Workup for 18-Year-Old Female with Abdominal Pain, Chronic Nausea, and Iron Deficiency on Omeprazole
This patient requires immediate testing for celiac disease and H. pylori, followed by consideration of bidirectional endoscopy, with strong attention to the omeprazole as a potential contributor to her iron deficiency.
Immediate Non-Invasive Testing
Test for celiac disease with serology (tissue transglutaminase antibodies with total IgA) as this is a critical cause of both iron deficiency and chronic nausea in young women, and all patients with iron deficiency anemia should be screened 1.
Test for H. pylori using non-invasive methods (stool antigen or urea breath test) before proceeding to endoscopy, as this can cause both iron deficiency and chronic nausea 1.
Address the Omeprazole Issue
Strongly consider discontinuing omeprazole as proton pump inhibitors are a documented cause of iron deficiency anemia through impaired iron absorption 2, 3, 4, 5, 6, 7.

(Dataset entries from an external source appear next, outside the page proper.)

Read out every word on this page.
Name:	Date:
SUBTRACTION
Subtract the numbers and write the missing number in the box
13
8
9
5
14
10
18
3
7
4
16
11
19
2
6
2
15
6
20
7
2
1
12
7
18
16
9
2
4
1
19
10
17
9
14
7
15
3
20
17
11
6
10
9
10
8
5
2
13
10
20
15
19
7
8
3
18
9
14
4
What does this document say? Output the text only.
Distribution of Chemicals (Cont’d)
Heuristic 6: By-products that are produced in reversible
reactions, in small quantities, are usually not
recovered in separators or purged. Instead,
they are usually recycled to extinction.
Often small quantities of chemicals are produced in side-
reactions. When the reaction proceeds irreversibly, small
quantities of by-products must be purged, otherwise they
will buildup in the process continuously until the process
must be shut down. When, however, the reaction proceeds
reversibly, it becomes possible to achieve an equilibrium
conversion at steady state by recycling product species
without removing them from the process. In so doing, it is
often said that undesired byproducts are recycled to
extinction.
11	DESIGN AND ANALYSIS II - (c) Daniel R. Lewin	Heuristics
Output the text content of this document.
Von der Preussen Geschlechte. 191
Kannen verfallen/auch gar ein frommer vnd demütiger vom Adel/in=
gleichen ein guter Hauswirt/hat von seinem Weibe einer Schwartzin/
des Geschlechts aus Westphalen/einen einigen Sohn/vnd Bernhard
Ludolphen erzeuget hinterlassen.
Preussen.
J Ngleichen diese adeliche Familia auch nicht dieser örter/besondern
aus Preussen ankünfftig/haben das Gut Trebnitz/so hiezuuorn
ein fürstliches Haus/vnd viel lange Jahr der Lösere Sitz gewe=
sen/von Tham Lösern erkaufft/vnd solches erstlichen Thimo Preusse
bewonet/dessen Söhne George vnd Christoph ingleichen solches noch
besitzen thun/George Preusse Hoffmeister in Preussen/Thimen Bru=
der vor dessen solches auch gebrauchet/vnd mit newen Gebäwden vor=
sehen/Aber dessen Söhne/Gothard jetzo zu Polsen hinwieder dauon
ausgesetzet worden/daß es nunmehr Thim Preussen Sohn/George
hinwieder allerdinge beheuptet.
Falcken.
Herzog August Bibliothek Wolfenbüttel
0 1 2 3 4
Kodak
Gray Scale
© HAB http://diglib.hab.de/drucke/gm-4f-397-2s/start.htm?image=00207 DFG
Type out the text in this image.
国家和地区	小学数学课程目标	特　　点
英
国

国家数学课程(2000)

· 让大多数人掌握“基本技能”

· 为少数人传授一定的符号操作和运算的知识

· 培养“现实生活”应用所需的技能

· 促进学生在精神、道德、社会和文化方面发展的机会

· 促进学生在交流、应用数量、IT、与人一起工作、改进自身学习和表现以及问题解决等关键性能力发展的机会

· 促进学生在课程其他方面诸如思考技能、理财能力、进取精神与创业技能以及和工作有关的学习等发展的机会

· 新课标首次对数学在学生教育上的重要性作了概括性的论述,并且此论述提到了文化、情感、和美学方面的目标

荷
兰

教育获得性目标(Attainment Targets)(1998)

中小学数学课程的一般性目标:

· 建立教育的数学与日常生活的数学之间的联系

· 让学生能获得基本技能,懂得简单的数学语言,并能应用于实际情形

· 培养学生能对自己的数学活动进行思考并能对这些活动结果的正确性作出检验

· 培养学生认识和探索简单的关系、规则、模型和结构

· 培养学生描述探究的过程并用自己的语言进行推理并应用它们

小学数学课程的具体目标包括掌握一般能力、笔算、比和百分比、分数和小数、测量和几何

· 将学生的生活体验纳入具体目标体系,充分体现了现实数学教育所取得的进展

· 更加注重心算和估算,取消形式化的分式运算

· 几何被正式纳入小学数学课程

The FDA label specifically warns that daily treatment with acid-suppressing medications over a long period (longer than 3 years) may lead to malabsorption of nutrients, and PPIs can cause iron deficiency 2.
Case reports demonstrate that iron deficiency anemia from PPIs may not respond to oral iron supplementation while the patient remains on the PPI, and anemia can take 2-8 months to correct after discontinuation 4, 5, 6.
If acid suppression is truly necessary, consider switching to an H2-receptor antagonist (like famotidine), which has been shown to allow resolution of PPI-induced iron deficiency 3.
Endoscopic Evaluation Decision
For this symptomatic premenopausal woman, bidirectional endoscopy should be performed if celiac disease and H. pylori testing are negative 1.
The AGA guidelines suggest bidirectional endoscopy over iron replacement alone for premenopausal women with iron deficiency anemia (conditional recommendation), but this is a symptomatic patient with chronic abdominal pain and nausea, which changes the calculus 1.
When patients have GI-related symptoms, testing including endoscopy should be tailored to the symptoms rather than following the asymptomatic algorithm 1.
The prevalence of GI malignancy is very low in this age group (0.9% for lower GI, 0.2% for upper GI), but other important diagnoses like peptic ulcer disease, erosive esophagitis, inflammatory bowel disease, and gastric/duodenal pathology can be detected 1.
Additional Workup Considerations
Verify iron deficiency with ferritin <45 ng/mL and hemoglobin <12 g/dL in this non-pregnant woman to confirm true iron deficiency anemia 1.
Assess for other causes of iron deficiency: detailed menstrual history (menorrhagia is common in this age group), dietary assessment (vegetarian/vegan diet), blood donation history, and NSAID use 1.
Check vitamin B12 levels as omeprazole can cause B12 deficiency with prolonged use, which could contribute to symptoms 2.
Iron Replacement Strategy
Do not expect adequate response to oral iron while on omeprazole - studies show only 16% of patients on omeprazole have normal hemoglobin response to oral iron 4.
If omeprazole cannot be discontinued immediately, consider intravenous iron therapy as oral iron absorption will be impaired 1, 4.
Once omeprazole is stopped, oral iron supplementation should be given once daily (not multiple times per day due to hepcidin response), preferably on an empty stomach or with vitamin C to enhance absorption 1.
Critical Pitfall to Avoid
Do not attribute the iron deficiency solely to menstrual loss or the omeprazole without completing the workup - dual pathology occurs in 1-10% of cases, and serious GI conditions can coexist with other causes of iron deficiency 1. The chronic nausea particularly warrants investigation for celiac disease, peptic ulcer disease, or other upper GI pathology beyond simple reflux.